According to calculations published on Thursday by the High Pay Centre, a London-based think tank that campaigns for pay equality, median CEO pay at FTSE 100 firms—based on an analysis of the most recent CEO pay disclosures and government wage statistics—currently stands at £3.41 million ($4.1 million).
That’s 103 times the median full-time worker’s annual pay of £33,000 ($39,620).
London’s FTSE 100 index comprises the largest London-listed companies by market capitalization, including Rio Tinto, HSBC, Vodafone, and Shell.
Thursday’s report also found that while median FTSE 100 CEO pay has increased 39% since January last year, median workers pay has risen by 6% over the same period. The U.K.’s most recent annual inflation reading, for November, was 10.7%, with the consumer price index hovering above or near 10% for much of 2022.
The High Pay Centre’s findings mean that by 2 p.m. London time (9 a.m.
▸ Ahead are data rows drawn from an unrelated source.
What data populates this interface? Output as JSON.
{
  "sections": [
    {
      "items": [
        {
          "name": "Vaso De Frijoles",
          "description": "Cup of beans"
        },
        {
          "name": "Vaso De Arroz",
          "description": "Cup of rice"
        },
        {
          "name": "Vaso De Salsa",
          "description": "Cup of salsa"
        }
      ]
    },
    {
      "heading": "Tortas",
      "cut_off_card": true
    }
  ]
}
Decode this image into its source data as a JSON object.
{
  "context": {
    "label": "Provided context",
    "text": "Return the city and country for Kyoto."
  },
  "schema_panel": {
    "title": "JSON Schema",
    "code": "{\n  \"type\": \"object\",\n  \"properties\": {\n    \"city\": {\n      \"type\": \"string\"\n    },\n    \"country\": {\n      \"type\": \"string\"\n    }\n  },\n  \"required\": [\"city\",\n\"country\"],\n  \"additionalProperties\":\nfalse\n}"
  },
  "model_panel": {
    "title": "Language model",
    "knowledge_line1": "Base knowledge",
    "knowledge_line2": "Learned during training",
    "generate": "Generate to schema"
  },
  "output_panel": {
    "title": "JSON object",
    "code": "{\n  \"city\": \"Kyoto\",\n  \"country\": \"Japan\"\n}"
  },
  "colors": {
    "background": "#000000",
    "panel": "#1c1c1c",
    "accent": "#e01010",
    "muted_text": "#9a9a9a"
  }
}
ET) on Thursday, the median CEO’s earnings will surpass the median annual salary for a U.K. full-time worker.
As Jan. 2 was a public holiday, that means the marker will have been reached before the end of Britain’s third working day of 2023.
This year, the milestone will be reached nine working hours earlier than it was in 2022, according to the organization’s analysis.
The phenomenon isn’t limited to Britain.
Bosses at France’s most valuable public companies are also set to earn an average French employee’s annual salary by Thursday, according to Oxfam, while chief executives in countries from the U.S. to Sweden also earn an average worker’s yearly income in a matter of days.
In the U.K., it isn’t just CEOs who are set to make the median annual salary in a matter of days this year, the High Pay Centre’s report showed.
Partners at London’s most prestigious law firms, whose median salary rang in at £1.95 million ($2.3 million), would have earned £33,000 by Jan. 9, the think tank said, while top bankers at one of the five banks on the FTSE 100 would have achieved the feat by Jan. 17.
Cost of living crisis
While inflation has plagued many western states, Britain has been hit particularly hard—and economists widely believe that things are only going to get worse for the U.K., warning that the country will experience a “deeper and more prolonged recession” than any other G7 nation.
The U.K. is currently embroiled in its worst cost of living crisis for decades, with inflation hitting 41-year highs last year while a shrinking economy saw the country end 2022 teetering on the brink of a recession.
Alongside an ongoing energy crisis that has seen millions of households around the U.K. plunged into “fuel poverty,” the country’s food price inflation hit a record high at the end of 2022 while real wages declined at a record rate as inflation continued to bite into Britons’ purchasing power.
The ongoing squeeze has led to widespread labor strikes across the country, with train and bus drivers, teachers, driving test examiners, nurses, and ambulance drivers set to go on strike in various parts of the U.K. in January, following weeks of union action at the end of 2022.
‘Little public support’ for high CEO pay
In a statement on Thursday, the High Pay Centre’s Director Luke Hildyard said measures needed to be implemented to balance income distribution more evenly so that declining living standards in Britain could be addressed.
“In the worst economic circumstances that most people can remember, it is difficult to believe that a handful of top earners are still raking in such extraordinary amounts of money,” he said.
“The U.K. economy really cannot afford for such a big share of the wealth that is created by all workers to be captured by such a tiny number of people at the top.”
Meanwhile, Jo Wittams, co–executive director of British charity the Equality Trust, told Fortune on Thursday that her organization’s research showed that 70% of Brits support government regulation of CEO pay.
“It would be easy to portray this as a reward for hard work, but these rewards are not equitably balanced. CEOs and shareholders are reaping the benefits of record profits, while workers are urged to take real-terms pay cuts, despite increased productivity,” she said.
“Companies must be aware of the broader economic context in which they operate—recognizing that with decades of wage stagnation for workers coupled with inflation reaching a 40-year high, there is little public support for ever increasing executive pay.”